Invité sur les ondes de la Radio nationale jeudi 16 avril 2026, Samir Khalfaoui, directeur des recherches économiques au ministère du Commerce, a livré une analyse détaillée des récentes perturbations observées sur les marchés, notamment la hausse des prix des légumes, des fruits et autres denrées alimentaires, notamment les volailles.
Pour expliquer ces perturbations, le responsable a évoqué une « période de creux structurel printanier », une phase transitoire bien connue du cycle agricole. Cette période se caractérise par une baisse temporaire de l’offre, durant laquelle la production saisonnière n’a pas encore pris le relais, contraignant le marché à dépendre essentiellement des cultures précoces, dites primeurs. Or, ces dernières présentent des coûts de production plus élevés, ce qui se répercute directement sur les prix.
Cette contraction de l’offre a mécaniquement entraîné une hausse des prix de la tomate et du piment notamment, accentuée par une demande soutenue.
L’intervenant a également insisté sur le rôle déterminant des conditions climatiques. L’année 2026 a été marquée par des épisodes météorologiques extrêmes — inondations, vagues de froid et chutes brutales de température — ayant affecté plusieurs zones de production. Ces aléas ont entravé la croissance des cultures, en particulier celles des primeurs, nécessitant des conditions climatiques spécifiques pour atteindre leur maturité. En conséquence, la production a enregistré un recul notable par rapport à la même période en 2025.
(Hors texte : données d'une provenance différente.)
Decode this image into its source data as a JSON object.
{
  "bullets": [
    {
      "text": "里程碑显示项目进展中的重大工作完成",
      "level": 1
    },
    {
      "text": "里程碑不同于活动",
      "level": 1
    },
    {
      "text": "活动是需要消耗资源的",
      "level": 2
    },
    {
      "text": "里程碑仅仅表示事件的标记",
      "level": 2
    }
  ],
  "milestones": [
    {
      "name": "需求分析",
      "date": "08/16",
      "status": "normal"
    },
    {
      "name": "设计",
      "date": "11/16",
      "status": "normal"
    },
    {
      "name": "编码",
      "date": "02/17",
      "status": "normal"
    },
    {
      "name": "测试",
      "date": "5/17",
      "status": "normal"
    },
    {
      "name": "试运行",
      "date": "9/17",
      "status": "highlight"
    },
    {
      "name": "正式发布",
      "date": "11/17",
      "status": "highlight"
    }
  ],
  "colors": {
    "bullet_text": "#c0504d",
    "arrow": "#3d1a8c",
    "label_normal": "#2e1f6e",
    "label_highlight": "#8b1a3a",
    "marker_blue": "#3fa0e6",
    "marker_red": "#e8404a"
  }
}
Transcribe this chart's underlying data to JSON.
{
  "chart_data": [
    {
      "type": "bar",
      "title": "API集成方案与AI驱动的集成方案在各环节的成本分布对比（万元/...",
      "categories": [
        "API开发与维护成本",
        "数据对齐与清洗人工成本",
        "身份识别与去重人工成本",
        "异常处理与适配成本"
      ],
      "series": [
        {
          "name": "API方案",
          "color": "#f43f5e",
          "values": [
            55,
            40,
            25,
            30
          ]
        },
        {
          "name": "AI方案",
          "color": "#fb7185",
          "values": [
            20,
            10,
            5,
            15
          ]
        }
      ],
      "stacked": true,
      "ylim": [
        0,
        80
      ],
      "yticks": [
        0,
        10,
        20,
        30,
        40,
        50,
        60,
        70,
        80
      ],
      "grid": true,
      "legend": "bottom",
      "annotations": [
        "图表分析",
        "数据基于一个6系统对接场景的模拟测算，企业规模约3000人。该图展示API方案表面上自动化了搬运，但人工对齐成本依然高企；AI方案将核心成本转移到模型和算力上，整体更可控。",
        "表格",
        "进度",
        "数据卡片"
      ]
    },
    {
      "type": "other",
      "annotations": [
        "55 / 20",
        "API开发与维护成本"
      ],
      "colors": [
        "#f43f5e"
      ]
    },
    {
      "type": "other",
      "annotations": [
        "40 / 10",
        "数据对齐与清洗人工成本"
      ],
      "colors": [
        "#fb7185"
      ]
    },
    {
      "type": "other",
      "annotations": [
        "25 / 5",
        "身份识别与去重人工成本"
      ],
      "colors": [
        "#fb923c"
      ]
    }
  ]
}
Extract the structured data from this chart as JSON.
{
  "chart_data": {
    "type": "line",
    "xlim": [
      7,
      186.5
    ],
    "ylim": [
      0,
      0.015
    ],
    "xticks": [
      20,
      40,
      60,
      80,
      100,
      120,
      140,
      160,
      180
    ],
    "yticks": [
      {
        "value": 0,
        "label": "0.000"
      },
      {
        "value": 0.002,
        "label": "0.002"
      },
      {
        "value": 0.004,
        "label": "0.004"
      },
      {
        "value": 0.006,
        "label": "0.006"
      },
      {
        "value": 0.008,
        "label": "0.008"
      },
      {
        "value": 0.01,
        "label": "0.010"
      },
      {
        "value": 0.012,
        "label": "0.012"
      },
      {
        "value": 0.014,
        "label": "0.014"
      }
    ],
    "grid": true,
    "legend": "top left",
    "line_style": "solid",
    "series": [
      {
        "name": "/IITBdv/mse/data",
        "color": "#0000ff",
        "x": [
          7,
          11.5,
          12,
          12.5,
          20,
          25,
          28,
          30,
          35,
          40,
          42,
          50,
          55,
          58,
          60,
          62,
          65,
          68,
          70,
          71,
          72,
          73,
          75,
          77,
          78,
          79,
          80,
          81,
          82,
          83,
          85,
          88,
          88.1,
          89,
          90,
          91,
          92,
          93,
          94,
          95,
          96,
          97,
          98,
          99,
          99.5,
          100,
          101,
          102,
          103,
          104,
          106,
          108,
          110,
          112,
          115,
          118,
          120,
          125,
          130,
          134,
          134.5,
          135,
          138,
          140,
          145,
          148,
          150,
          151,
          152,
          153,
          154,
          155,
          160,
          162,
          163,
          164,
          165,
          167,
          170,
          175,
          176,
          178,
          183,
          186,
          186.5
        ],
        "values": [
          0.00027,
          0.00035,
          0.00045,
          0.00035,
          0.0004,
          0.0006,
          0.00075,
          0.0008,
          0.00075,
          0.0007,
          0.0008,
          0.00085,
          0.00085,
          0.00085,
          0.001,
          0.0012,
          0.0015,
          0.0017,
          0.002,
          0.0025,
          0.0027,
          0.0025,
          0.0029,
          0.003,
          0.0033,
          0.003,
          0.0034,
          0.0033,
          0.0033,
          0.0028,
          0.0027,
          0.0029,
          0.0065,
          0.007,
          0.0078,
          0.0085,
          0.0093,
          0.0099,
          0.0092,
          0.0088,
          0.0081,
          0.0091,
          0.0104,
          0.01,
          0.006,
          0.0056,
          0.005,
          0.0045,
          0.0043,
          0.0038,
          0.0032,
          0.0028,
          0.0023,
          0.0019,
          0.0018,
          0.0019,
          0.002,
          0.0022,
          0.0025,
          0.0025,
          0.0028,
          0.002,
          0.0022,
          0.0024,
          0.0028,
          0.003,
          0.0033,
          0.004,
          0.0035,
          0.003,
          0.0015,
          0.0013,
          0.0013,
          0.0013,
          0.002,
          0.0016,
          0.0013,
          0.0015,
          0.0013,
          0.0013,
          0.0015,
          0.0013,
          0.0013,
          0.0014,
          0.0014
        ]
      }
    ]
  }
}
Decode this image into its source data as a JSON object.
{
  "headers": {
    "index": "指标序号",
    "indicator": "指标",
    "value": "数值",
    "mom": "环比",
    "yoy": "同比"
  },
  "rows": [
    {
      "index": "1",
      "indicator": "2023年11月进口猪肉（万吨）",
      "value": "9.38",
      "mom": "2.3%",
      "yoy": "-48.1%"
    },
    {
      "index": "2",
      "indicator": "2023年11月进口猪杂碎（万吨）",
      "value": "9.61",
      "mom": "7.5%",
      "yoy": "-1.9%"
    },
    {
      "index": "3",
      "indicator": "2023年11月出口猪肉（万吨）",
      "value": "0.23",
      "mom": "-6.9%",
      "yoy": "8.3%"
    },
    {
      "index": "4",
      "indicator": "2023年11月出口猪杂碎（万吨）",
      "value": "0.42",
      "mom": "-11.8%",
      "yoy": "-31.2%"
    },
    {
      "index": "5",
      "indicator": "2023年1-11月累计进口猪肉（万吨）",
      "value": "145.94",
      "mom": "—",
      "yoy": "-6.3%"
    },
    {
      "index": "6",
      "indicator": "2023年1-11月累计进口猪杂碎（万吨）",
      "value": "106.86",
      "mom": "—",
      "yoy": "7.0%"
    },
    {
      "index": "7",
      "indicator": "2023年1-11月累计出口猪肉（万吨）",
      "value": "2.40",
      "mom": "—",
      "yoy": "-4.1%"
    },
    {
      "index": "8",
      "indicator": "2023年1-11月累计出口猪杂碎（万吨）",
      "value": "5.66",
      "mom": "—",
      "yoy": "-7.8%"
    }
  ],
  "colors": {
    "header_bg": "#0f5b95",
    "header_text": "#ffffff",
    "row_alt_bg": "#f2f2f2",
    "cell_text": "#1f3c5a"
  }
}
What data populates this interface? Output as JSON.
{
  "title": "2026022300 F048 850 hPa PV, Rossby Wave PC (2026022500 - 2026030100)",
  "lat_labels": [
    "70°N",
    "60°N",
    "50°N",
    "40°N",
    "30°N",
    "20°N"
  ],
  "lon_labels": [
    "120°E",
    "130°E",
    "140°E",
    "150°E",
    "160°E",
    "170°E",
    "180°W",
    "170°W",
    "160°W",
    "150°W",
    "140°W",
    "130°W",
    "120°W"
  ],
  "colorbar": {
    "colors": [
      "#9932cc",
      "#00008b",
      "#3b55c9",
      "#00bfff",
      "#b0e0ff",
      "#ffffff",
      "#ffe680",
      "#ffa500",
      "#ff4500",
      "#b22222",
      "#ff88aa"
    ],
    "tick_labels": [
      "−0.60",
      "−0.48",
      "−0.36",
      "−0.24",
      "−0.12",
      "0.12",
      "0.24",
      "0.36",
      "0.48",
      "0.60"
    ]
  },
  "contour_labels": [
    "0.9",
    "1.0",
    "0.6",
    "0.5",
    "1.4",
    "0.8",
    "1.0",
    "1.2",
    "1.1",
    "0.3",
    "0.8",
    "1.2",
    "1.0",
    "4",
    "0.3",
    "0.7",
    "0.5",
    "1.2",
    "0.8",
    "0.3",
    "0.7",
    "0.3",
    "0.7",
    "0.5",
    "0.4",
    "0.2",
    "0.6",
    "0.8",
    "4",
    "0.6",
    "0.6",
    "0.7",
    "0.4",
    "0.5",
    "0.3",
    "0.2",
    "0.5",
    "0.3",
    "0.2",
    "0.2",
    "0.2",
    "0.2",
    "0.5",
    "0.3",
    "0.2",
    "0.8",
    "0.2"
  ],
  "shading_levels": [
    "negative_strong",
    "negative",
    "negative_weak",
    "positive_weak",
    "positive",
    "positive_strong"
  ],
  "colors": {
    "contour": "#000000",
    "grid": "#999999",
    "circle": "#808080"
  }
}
Les chiffres avancés par Samir Khalfaoui indiquent : une baisse de 12% des quantités globales approvisionnant les marchés de gros, des reculs de 8% pour les légumes, 23% pour les fruits et 13% pour les produits de la pêche.
Sur le terrain, les services du ministère ont intensifié les opérations de contrôle et de suivi, couvrant l’ensemble des maillons de la chaîne d’approvisionnement, du transport jusqu’aux marchés de gros. L’objectif étant de contenir les dérives spéculatives observées et d’éviter des hausses excessives des prix dont les niveaux restent, selon Samir Khalfaoui, préoccupants pour les consommateurs.
Un autre facteur aggravant réside dans les dysfonctionnements des circuits de distribution. D’après le responsable, une part importante des produits agricoles continue d’être écoulée en dehors des circuits légaux, via des intermédiaires non autorisés, ce qui perturbe la formation des prix et favorise les pratiques spéculatives. Il a rappelé que la réglementation en vigueur interdisait formellement la commercialisation des produits agricoles hors des espaces organisés, tels que les marchés de gros.
Concernant des produits spécifiques, la situation varie. Pour la tomate, les prix oscillent officiellement autour de 3,100 dinars au niveau du gros, mais peuvent atteindre entre 4,500 et 4,800 dinars en raison de ventes parallèles. Le piment connaît une évolution similaire, bien qu’une amélioration progressive de la production soit attendue. Quant aux agrumes, leur offre a reculé d’environ 12%, contribuant à la hausse des prix, tandis que les stocks de pommes, utilisés pour réguler le marché, sont désormais en nette diminution.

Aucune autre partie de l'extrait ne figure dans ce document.